Father Eric Dejaeger, 63, an Oblate priest, landed in Montreal Jan. 19 and was to board a commercial flight to Iqaluit, Nunavut Jan. 20 to face six sex abuse charges allegedly committed on boys at least 30 years ago.
The mayor of Igloolik, where the offences are alleged to have taken place, said people were relieved to hear the news of Dejaeger’s arrest.
“It’s a close-knit community where everyone knows everyone,” said Lucasi Ivvalu. “So everyone suffers.”
Dejaeger seems to have escaped justice all these years because Belgium wasn’t aware he’d become a Canadian citizen in 1977, even though it’s clearly stated in the RCMP file, said RCMP Supt. Howard Eaton in a phone call from Iqaluit.
After having lived in Canada’s Arctic since the 1970s, Dejaeger was sentenced in 1990 to five years for nine counts of sexually abusing children in Baker Lake.

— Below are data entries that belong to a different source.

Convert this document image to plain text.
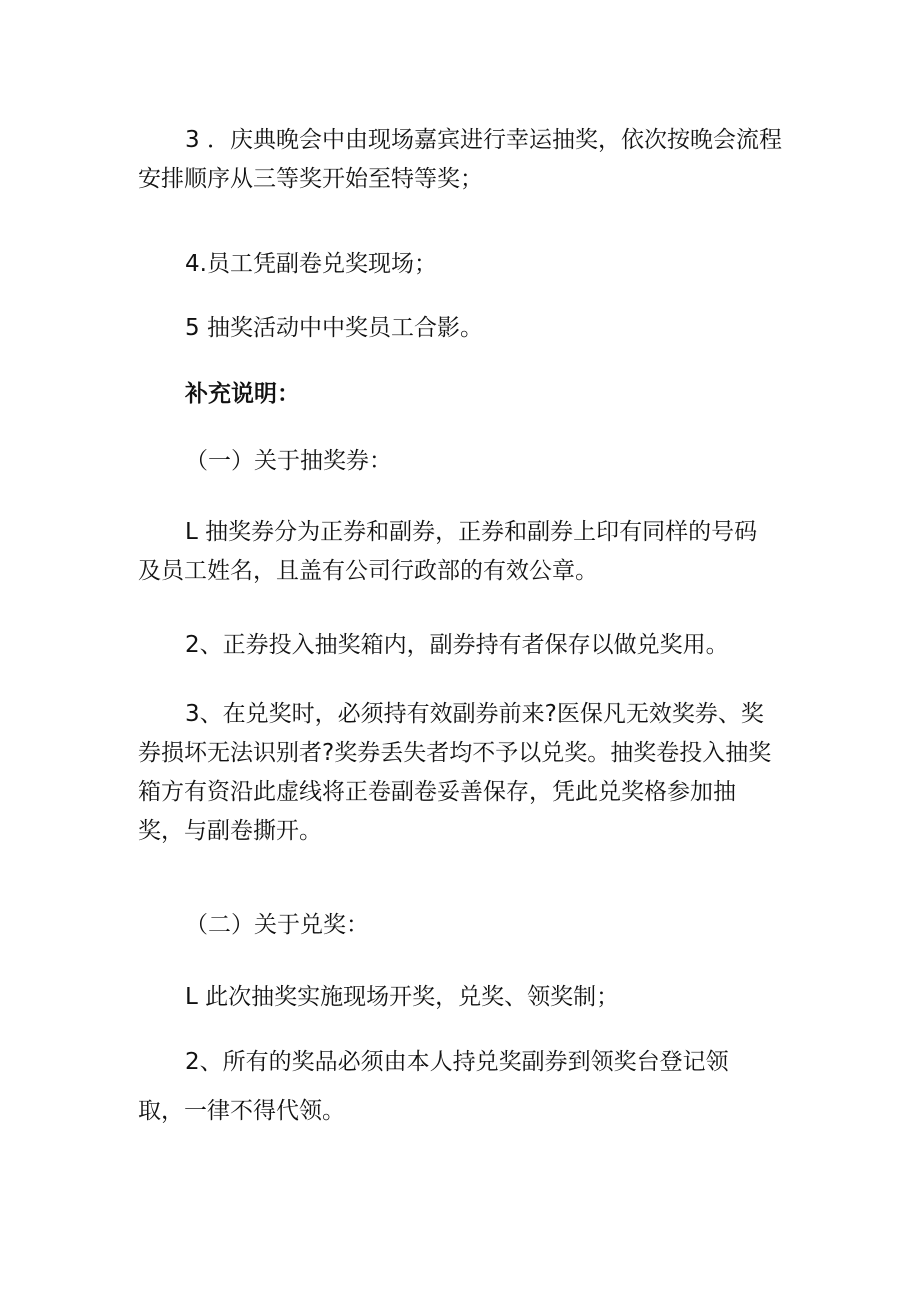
3 ．庆典晚会中由现场嘉宾进行幸运抽奖，依次按晚会流程
安排顺序从三等奖开始至特等奖；
4.员工凭副卷兑奖现场；
5 抽奖活动中中奖员工合影。
补充说明：
（一）关于抽奖券：
L 抽奖券分为正券和副券，正券和副券上印有同样的号码
及员工姓名，且盖有公司行政部的有效公章。
2、正券投入抽奖箱内，副券持有者保存以做兑奖用。
3、在兑奖时，必须持有效副券前来?医保凡无效奖券、奖
券损坏无法识别者?奖券丢失者均不予以兑奖。抽奖卷投入抽奖
箱方有资沿此虚线将正卷副卷妥善保存，凭此兑奖格参加抽
奖，与副卷撕开。
（二）关于兑奖：
L 此次抽奖实施现场开奖，兑奖、领奖制；
2、所有的奖品必须由本人持兑奖副券到领奖台登记领
取，一律不得代领。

In 1995, after Dejaeger served his term, more complainants came forward from Igloolik. Dejaeger fled Canada for Belgium and failed to show up for court appearance scheduled for June 1995.
Interpol placed Dejaeger on its wanted list on May 3, 2001.

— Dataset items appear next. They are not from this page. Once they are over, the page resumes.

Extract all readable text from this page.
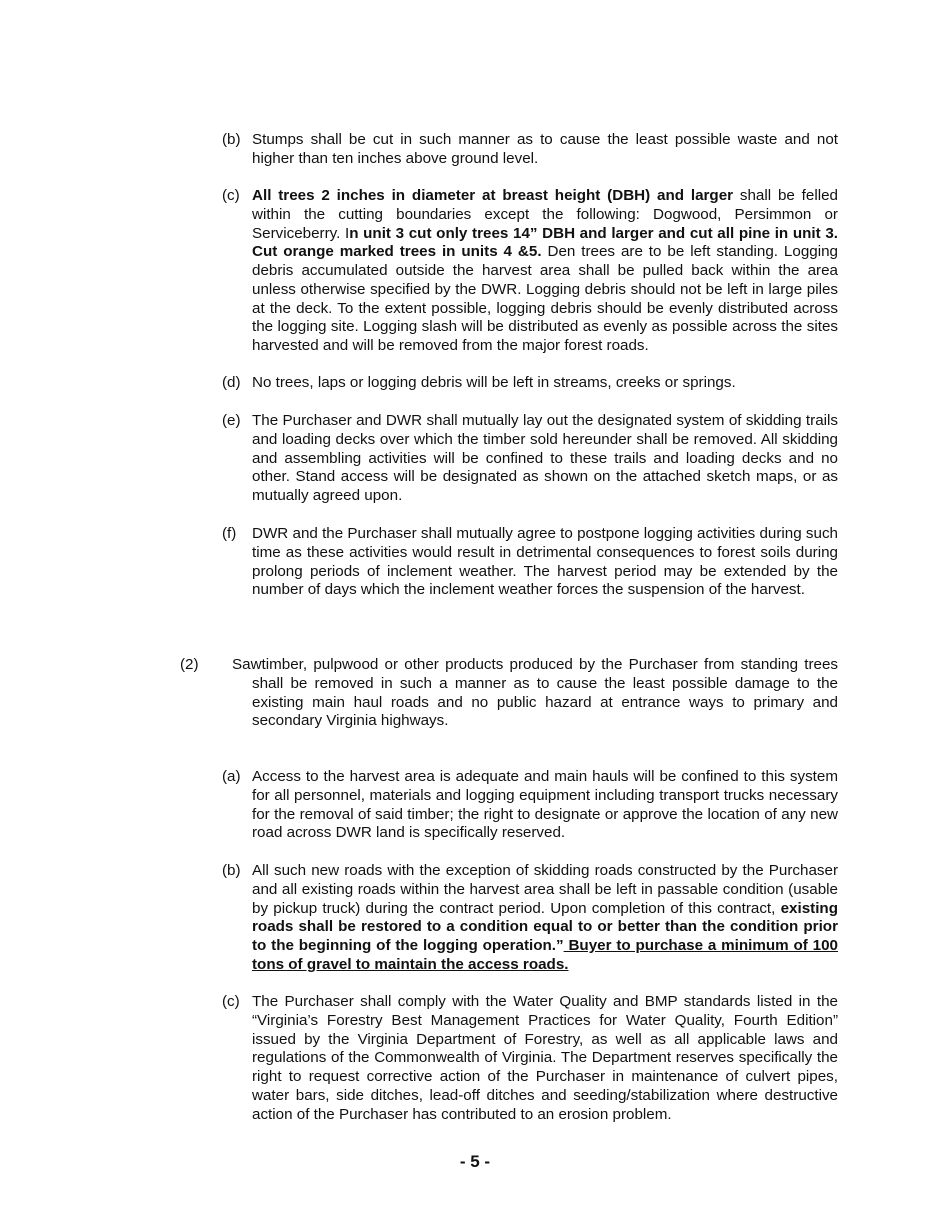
(b) Stumps shall be cut in such manner as to cause the least possible waste and not higher than ten inches above ground level.
(c) All trees 2 inches in diameter at breast height (DBH) and larger shall be felled within the cutting boundaries except the following: Dogwood, Persimmon or Serviceberry. In unit 3 cut only trees 14” DBH and larger and cut all pine in unit 3. Cut orange marked trees in units 4 &5. Den trees are to be left standing. Logging debris accumulated outside the harvest area shall be pulled back within the area unless otherwise specified by the DWR. Logging debris should not be left in large piles at the deck. To the extent possible, logging debris should be evenly distributed across the logging site. Logging slash will be distributed as evenly as possible across the sites harvested and will be removed from the major forest roads.
(d) No trees, laps or logging debris will be left in streams, creeks or springs.
(e) The Purchaser and DWR shall mutually lay out the designated system of skidding trails and loading decks over which the timber sold hereunder shall be removed. All skidding and assembling activities will be confined to these trails and loading decks and no other. Stand access will be designated as shown on the attached sketch maps, or as mutually agreed upon.
(f) DWR and the Purchaser shall mutually agree to postpone logging activities during such time as these activities would result in detrimental consequences to forest soils during prolong periods of inclement weather. The harvest period may be extended by the number of days which the inclement weather forces the suspension of the harvest.
(2) Sawtimber, pulpwood or other products produced by the Purchaser from standing trees shall be removed in such a manner as to cause the least possible damage to the existing main haul roads and no public hazard at entrance ways to primary and secondary Virginia highways.
(a) Access to the harvest area is adequate and main hauls will be confined to this system for all personnel, materials and logging equipment including transport trucks necessary for the removal of said timber; the right to designate or approve the location of any new road across DWR land is specifically reserved.
(b) All such new roads with the exception of skidding roads constructed by the Purchaser and all existing roads within the harvest area shall be left in passable condition (usable by pickup truck) during the contract period. Upon completion of this contract, existing roads shall be restored to a condition equal to or better than the condition prior to the beginning of the logging operation.” Buyer to purchase a minimum of 100 tons of gravel to maintain the access roads.
(c) The Purchaser shall comply with the Water Quality and BMP standards listed in the “Virginia’s Forestry Best Management Practices for Water Quality, Fourth Edition” issued by the Virginia Department of Forestry, as well as all applicable laws and regulations of the Commonwealth of Virginia. The Department reserves specifically the right to request corrective action of the Purchaser in maintenance of culvert pipes, water bars, side ditches, lead-off ditches and seeding/stabilization where destructive action of the Purchaser has contributed to an erosion problem.
- 5 -
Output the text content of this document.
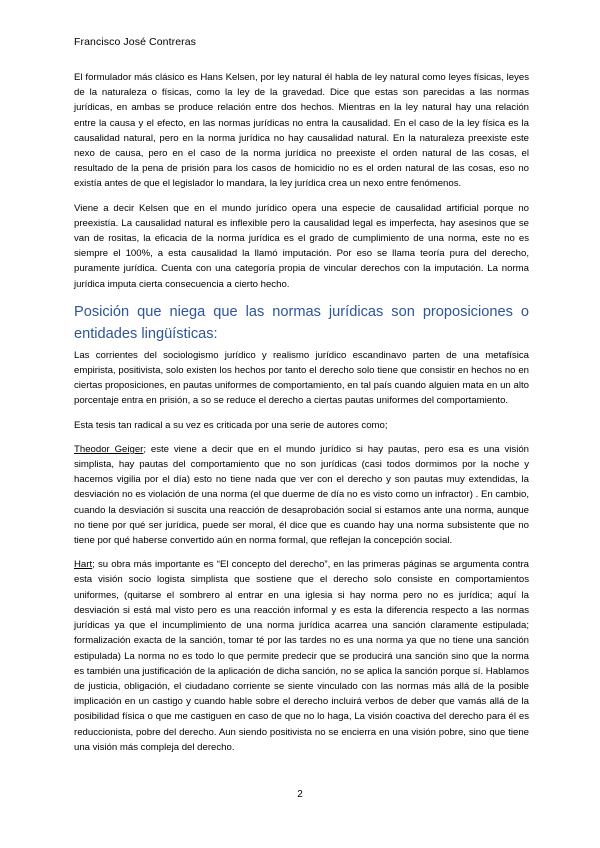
Francisco José Contreras

El formulador más clásico es Hans Kelsen, por ley natural él habla de ley natural como leyes físicas, leyes de la naturaleza o físicas, como la ley de la gravedad. Dice que estas son parecidas a las normas jurídicas, en ambas se produce relación entre dos hechos. Mientras en la ley natural hay una relación entre la causa y el efecto, en las normas jurídicas no entra la causalidad. En el caso de la ley física es la causalidad natural, pero en la norma jurídica no hay causalidad natural. En la naturaleza preexiste este nexo de causa, pero en el caso de la norma jurídica no preexiste el orden natural de las cosas, el resultado de la pena de prisión para los casos de homicidio no es el orden natural de las cosas, eso no existía antes de que el legislador lo mandara, la ley jurídica crea un nexo entre fenómenos.

Viene a decir Kelsen que en el mundo jurídico opera una especie de causalidad artificial porque no preexistía. La causalidad natural es inflexible pero la causalidad legal es imperfecta, hay asesinos que se van de rositas, la eficacia de la norma jurídica es el grado de cumplimiento de una norma, este no es siempre el 100%, a esta causalidad la llamó imputación. Por eso se llama teoría pura del derecho, puramente jurídica. Cuenta con una categoría propia de vincular derechos con la imputación. La norma jurídica imputa cierta consecuencia a cierto hecho.

Posición que niega que las normas jurídicas son proposiciones o entidades lingüísticas:

Las corrientes del sociologismo jurídico y realismo jurídico escandinavo parten de una metafísica empirista, positivista, solo existen los hechos por tanto el derecho solo tiene que consistir en hechos no en ciertas proposiciones, en pautas uniformes de comportamiento, en tal país cuando alguien mata en un alto porcentaje entra en prisión, a so se reduce el derecho a ciertas pautas uniformes del comportamiento.

Esta tesis tan radical a su vez es criticada por una serie de autores como;

Theodor Geiger; este viene a decir que en el mundo jurídico si hay pautas, pero esa es una visión simplista, hay pautas del comportamiento que no son jurídicas (casi todos dormimos por la noche y hacemos vigilia por el día) esto no tiene nada que ver con el derecho y son pautas muy extendidas, la desviación no es violación de una norma (el que duerme de día no es visto como un infractor) . En cambio, cuando la desviación si suscita una reacción de desaprobación social si estamos ante una norma, aunque no tiene por qué ser jurídica, puede ser moral, él dice que es cuando hay una norma subsistente que no tiene por qué haberse convertido aún en norma formal, que reflejan la concepción social.

Hart; su obra más importante es “El concepto del derecho”, en las primeras páginas se argumenta contra esta visión socio logista simplista que sostiene que el derecho solo consiste en comportamientos uniformes, (quitarse el sombrero al entrar en una iglesia si hay norma pero no es jurídica; aquí la desviación si está mal visto pero es una reacción informal y es esta la diferencia respecto a las normas jurídicas ya que el incumplimiento de una norma jurídica acarrea una sanción claramente estipulada; formalización exacta de la sanción, tomar té por las tardes no es una norma ya que no tiene una sanción estipulada) La norma no es todo lo que permite predecir que se producirá una sanción sino que la norma es también una justificación de la aplicación de dicha sanción, no se aplica la sanción porque sí. Hablamos de justicia, obligación, el ciudadano corriente se siente vinculado con las normas más allá de la posible implicación en un castigo y cuando hable sobre el derecho incluirá verbos de deber que vamás allá de la posibilidad física o que me castiguen en caso de que no lo haga, La visión coactiva del derecho para él es reduccionista, pobre del derecho. Aun siendo positivista no se encierra en una visión pobre, sino que tiene una visión más compleja del derecho.

2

But Belgium has a 10-year statute of limitations on child sex crimes that kicks in once the victim reaches 18, and therefore wouldn’t extradite Dejaeger — who they thought was still a Belgian citizen — to be tried in Canada, where there is no time limit for prosecution.
“The fact he was Canadian seems to have escaped a lot of people and I don’t know why it didn’t come out because we have photocopies of his Canadian papers in his file,” Eaton said. “There were attempts to get him out of [Belgium] but they outright refused.”
Dejaeger was living as a free man until last fall, when authorities in Belgium discovered that Dejaeger’s Belgian passport had expired in 1997, making him an illegal immigrant in his birth country.
Belgium’s Foreign Affairs Ministry said in a statement in September that Dejaeger didn’t inform Belgian authorities that he had become a Canadian citizen and he gave “false information about his nationality” to Belgian consular officials in Canada.
He was told this month to hand over his Belgian identity card, which he no longer had a right to carry, and was arrested and ordered deported.
“As soon as they had the ability to act, they acted,” Eaton said.
Dejaeger was held in a detention facility for illegal migrants in Bruges until his departure for Canada.
Ivvalu said Dejaeger’s four alleged victims, all of whom are now grown men with families, have suffered for years.
“It’s going to bring back sad memories, and hopefully there’ll be a healing process after that,” he said.